Kandydat Zjednoczonej Prawicy na prezydenta Warszawy Patryk Jaki zapowiedział w sobotę, że jeśli wygra wybory, Piotr Guział będzie wiceprezydentem stolicy. Ten z kolei mówił w niedzielę, że w ratuszu ma być odpowiedzialny m.in. za kwestie związane z kulturą, współpracą z przedsiębiorcami i sprawami społecznymi.
- Pokażmy warszawiakom nasze pomysły na miasto i zarządzanie. Pokażmy skuteczność. Panie Pawle, niech pan wreszcie wyjdzie z cienia, niech pan wreszcie powie, za co pan będzie tak naprawdę odpowiadał - powiedział Guział.
Podkreślił, że Patryk Jaki zna się na samorządzie. - Był dwie kadencje radnym Opola, ja również znam się na samorządzie, 20 lat byłem w samorządzie w Warszawie, byłem radnym i burmistrzem Ursynowa - pokreślił. Dodał, że może rozmawiać na dowolny temat samorządowy.
- Proponuję, żeby pan Paweł Rabiej wybrał temat, który mu najbardziej odpowiada i w którym czuje się najbardziej komfortowo - powiedział.
"Gospodarka, głupcze"
Zapytaliśmy Pawła Rabieja o propozycję Guziała. - Chętnie wezmę udział w każdej debacie.
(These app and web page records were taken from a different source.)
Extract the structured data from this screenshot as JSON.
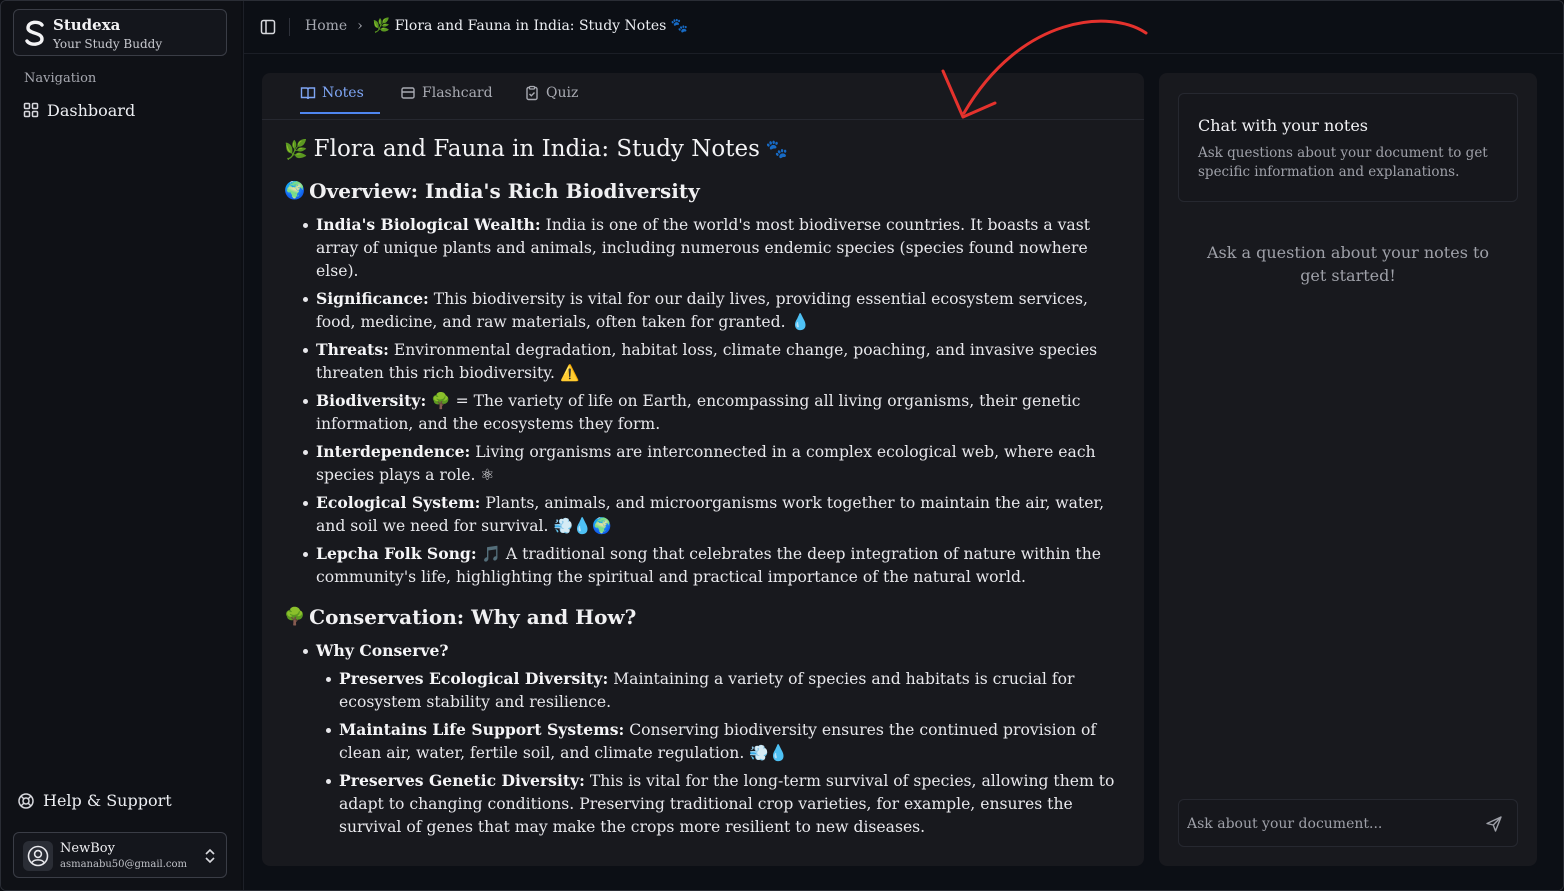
{
  "app": {
    "name": "Studexa",
    "tagline": "Your Study Buddy"
  },
  "sidebar": {
    "nav_label": "Navigation",
    "items": [
      {
        "label": "Dashboard",
        "icon": "grid-icon"
      }
    ],
    "help_label": "Help & Support",
    "user": {
      "name": "NewBoy",
      "email": "asmanabu50@gmail.com"
    }
  },
  "breadcrumb": {
    "home": "Home",
    "separator": "›",
    "current": "🌿 Flora and Fauna in India: Study Notes 🐾"
  },
  "tabs": [
    {
      "label": "Notes",
      "active": true
    },
    {
      "label": "Flashcard",
      "active": false
    },
    {
      "label": "Quiz",
      "active": false
    }
  ],
  "notes": {
    "title": "Flora and Fauna in India: Study Notes",
    "title_lead_emoji": "🌿",
    "title_trail_emoji": "🐾",
    "section1": {
      "emoji": "🌍",
      "heading": "Overview: India's Rich Biodiversity",
      "items": [
        {
          "term": "India's Biological Wealth:",
          "text": " India is one of the world's most biodiverse countries. It boasts a vast array of unique plants and animals, including numerous endemic species (species found nowhere else)."
        },
        {
          "term": "Significance:",
          "text": " This biodiversity is vital for our daily lives, providing essential ecosystem services, food, medicine, and raw materials, often taken for granted. 💧"
        },
        {
          "term": "Threats:",
          "text": " Environmental degradation, habitat loss, climate change, poaching, and invasive species threaten this rich biodiversity. ⚠️"
        },
        {
          "term": "Biodiversity:",
          "text": " 🌳 = The variety of life on Earth, encompassing all living organisms, their genetic information, and the ecosystems they form."
        },
        {
          "term": "Interdependence:",
          "text": " Living organisms are interconnected in a complex ecological web, where each species plays a role. ⚛"
        },
        {
          "term": "Ecological System:",
          "text": " Plants, animals, and microorganisms work together to maintain the air, water, and soil we need for survival. 💨💧🌍"
        },
        {
          "term": "Lepcha Folk Song:",
          "text": " 🎵 A traditional song that celebrates the deep integration of nature within the community's life, highlighting the spiritual and practical importance of the natural world."
        }
      ]
    },
    "section2": {
      "emoji": "🌳",
      "heading": "Conservation: Why and How?",
      "parent": "Why Conserve?",
      "items": [
        {
          "term": "Preserves Ecological Diversity:",
          "text": " Maintaining a variety of species and habitats is crucial for ecosystem stability and resilience."
        },
        {
          "term": "Maintains Life Support Systems:",
          "text": " Conserving biodiversity ensures the continued provision of clean air, water, fertile soil, and climate regulation. 💨💧"
        },
        {
          "term": "Preserves Genetic Diversity:",
          "text": " This is vital for the long-term survival of species, allowing them to adapt to changing conditions. Preserving traditional crop varieties, for example, ensures the survival of genes that may make the crops more resilient to new diseases."
        }
      ]
    }
  },
  "chat": {
    "title": "Chat with your notes",
    "description": "Ask questions about your document to get specific information and explanations.",
    "empty": "Ask a question about your notes to get started!",
    "placeholder": "Ask about your document..."
  },
  "colors": {
    "accent": "#4f86f0",
    "annotation": "#e5322d"
  }
}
Nasze sztaby są od tego, żeby ustalić termin - powiedział tvnwarszawa.pl Paweł Rabiej.
Jak zaznaczył, jest obecnie w trakcie spotkań z wyborcami. - Również zachęcam Piotra Guziała, żeby spotykał się z mieszkańcami i wyborcami - dodał.
Guział przymomniał, że w amerykańskiej polityce padło kiedyś hasło "Gospodarka, głupcze". - Ja bym powiedział, "Skuteczność, głupcze". Dlatego trzeba połączyć siły. Jest Platforma Obywatelska, jest Prawo i Sprawiedliwość, jest Solidarna Polska wrażliwa społecznie Patryka Jakiego, jest Polska układów i układzików i niejasnych powiązań Rafała Trzaskowskiego. Musimy wybrać - dodał Guział.
Chce być radnym Ursynowa
Zdaniem Guziała, pozostali kandydaci na prezydentów, tacy jak lider Wolnego Miasta Warszawa Jan Śpiewak (Wygra Warszawa), Justyna Glusman (Koalicja Ruchów Miejskich skupiona wokół stowarzyszenia Miasto Jest Nasze) czy burmistrz Targówka Sławomir Antonik (Bezpartyjni), grają wyłącznie o to, żeby ich postulaty zaistniały.
Przyznał, że jest jednocześnie kandydatem na radnego Ursynowa, ale jego zdaniem to się nie kłóci, bo są cztery wybory w jednym dniu: do rad dzielnic, do Rady Warszawy, do sejmiku województwa oraz na prezydenta. Ja na prezydenta popieram Patryka Jakiego - mówił.